The facility won’t only be more convenient. It will also enable the department to manage and design a training environment to suit the needs of its officers, who will be able to develop expertise in skills, such as martial arts-based defensive tactics, that require consistent practice.
Walter said that the UP police department hopes to open the doors of the facility to its Park Cities partner agencies, including the Highland Park, SMU, and Highland Park ISD police.
“If there’s a big event, then we’re all responding to it together,” he explained. “Why not have an opportunity to train together?”
The city has allocated $4.5 million toward construction of the new facility, but it is expected to cost less than that. The money comes from the SMU Land Sale Reserve, which was established in 2009 when the city sold $15.8 million in property to SMU for the George W. Bush Presidential Center and other campus improvements.
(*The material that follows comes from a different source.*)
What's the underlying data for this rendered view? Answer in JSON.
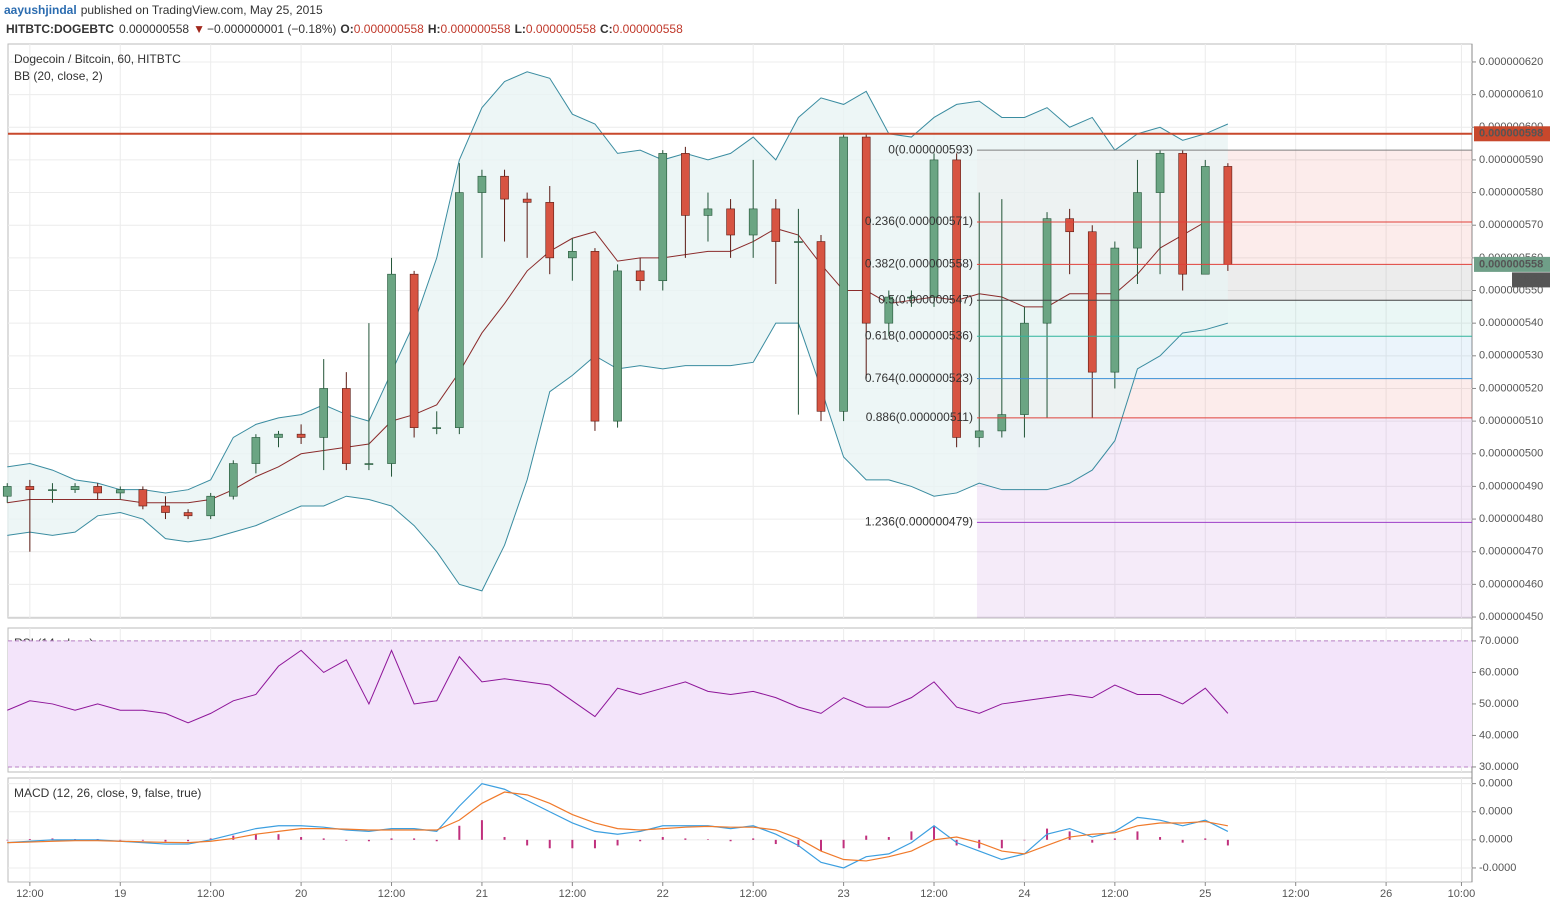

University Park police officers visited modern gun ranges in other cities while developing plans for the project. When work began in July, CGC General Contractors took down all but three exterior walls, the building’s roof, and its foundation.
The newly reconstructed space will include features specific to its use, such as steel beams to support a 17,000-pound rooftop air return unit, an expanded HVAC mechanical room with specialized equipment, impact resistant drywall, and stainless steel security mesh behind the drywall around the vault and evidence room, site superintendent Dan Ferguson told mayor Tommy Stewart and city council members during an Oct. 24 tour.
Ferguson called his work on the facility a “passion project.”
“My father-in-law was a sheriff for many years, and he would always come home complaining about the local gun training facilities,” Ferguson remembered. “I wish he were alive to see this. This would make him proud.”